Getting to the bottom of potato tuberization
How do plant leaves talk to roots and vice versa? Not a trivial question - it's a matter of how a plant coordinates what's happening above ground to what's happening underground. Plant leaves sense the environment and, having perceived appropriate conditions, transmit signals underground to roots, stolons and rhizomes.
Iowa State Horticulture professor David Hannapel has found in his studies that the signal is an RNA, a messenger RNA. That would have been unheard of ten years ago. Messenger RNA was thought to stay within a cell slavishly carrying information from the nucleus to cytoplasm.
Using the potato as a model, Hannapel has shown that shorter days cue leaves to export RNA down the vascular system of the plant, signaling stolons to tuberize. The results of this study are described in The Plant Cell, "Dynamics of a Mobile RNA of Potato Involved in a Long-Distance Signaling Pathway," December 22, 2006.
Hannapel's study showed that a particular RNA that encodes a protein called BEL 5 is signaled to move by short days. This was demonstrated by growing plants under both long-day and short-day conditions and measuring the accumulation of BEL 5 throughout the plant.
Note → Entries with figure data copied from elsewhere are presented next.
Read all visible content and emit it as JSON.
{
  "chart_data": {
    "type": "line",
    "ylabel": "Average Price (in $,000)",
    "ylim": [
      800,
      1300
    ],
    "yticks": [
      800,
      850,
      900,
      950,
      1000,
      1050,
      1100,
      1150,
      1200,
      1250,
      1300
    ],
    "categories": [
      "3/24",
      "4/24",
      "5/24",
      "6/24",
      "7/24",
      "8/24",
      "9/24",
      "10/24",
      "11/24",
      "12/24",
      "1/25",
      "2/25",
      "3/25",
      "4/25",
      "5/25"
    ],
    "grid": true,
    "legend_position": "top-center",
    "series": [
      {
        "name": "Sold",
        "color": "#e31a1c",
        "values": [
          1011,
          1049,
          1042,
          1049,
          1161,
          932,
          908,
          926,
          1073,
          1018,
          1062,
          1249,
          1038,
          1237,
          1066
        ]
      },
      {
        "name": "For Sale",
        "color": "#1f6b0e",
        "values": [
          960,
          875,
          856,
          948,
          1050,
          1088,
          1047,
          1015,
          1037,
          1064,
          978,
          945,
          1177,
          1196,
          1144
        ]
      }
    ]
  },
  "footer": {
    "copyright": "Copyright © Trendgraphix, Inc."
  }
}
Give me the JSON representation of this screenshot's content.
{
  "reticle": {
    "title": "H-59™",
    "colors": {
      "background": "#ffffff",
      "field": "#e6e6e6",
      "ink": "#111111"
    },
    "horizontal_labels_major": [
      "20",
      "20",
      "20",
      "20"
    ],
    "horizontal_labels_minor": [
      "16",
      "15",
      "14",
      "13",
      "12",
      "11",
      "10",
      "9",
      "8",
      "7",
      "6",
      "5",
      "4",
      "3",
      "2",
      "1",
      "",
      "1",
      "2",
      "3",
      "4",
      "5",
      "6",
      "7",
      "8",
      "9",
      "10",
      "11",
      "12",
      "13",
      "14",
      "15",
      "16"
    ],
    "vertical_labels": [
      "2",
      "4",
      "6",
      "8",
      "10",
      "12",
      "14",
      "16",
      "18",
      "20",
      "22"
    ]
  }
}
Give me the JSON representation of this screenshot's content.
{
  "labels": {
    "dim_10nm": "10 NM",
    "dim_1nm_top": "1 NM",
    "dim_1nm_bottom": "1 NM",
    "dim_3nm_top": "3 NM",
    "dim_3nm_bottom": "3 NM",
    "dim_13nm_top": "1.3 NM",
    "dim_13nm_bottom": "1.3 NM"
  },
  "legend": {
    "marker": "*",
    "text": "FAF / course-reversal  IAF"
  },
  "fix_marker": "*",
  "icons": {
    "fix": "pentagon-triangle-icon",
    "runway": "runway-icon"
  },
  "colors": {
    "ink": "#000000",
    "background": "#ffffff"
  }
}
Under short days, higher levels of BEL 5 RNA were found at base than at the top of the plant, and concentrations increased through the stem to the stolon tip indicating that the BEL 5 RNA had traveled. The concentration levels were the reverse for plants grown under long day conditions.
Experiments also showed that untranslated ends of the BEL 5 RNAs contain the travel information. What Hannapel calls "chaperone" proteins bind to untranslated regions of the RNA and carry it to other regions of the plant.
"When we looked at plants with just the coding sequence, the BEL 5 RNA wouldn't move in response to short days. But when we looked at them with the untranslated regions it did move in response to short days," Hannapel said. He added that the photoperiod seems to regulate the process.
Increased movements of BEL 5 RNA toward the bottom of the plant were correlated with enhanced tuber production - overexpression of BEL 5 consistently resulted in shorter growing periods and higher yields. A higher yielding potato could be a future application of this work and would be particularly useful in developing countries. In the meantime, Hannapel said, this model system will help scientists to better understand the process of tuberization and the role of mobile RNAs in development. Hannapel's research has been supported by the Plant Sciences Institute and the National Science Foundation.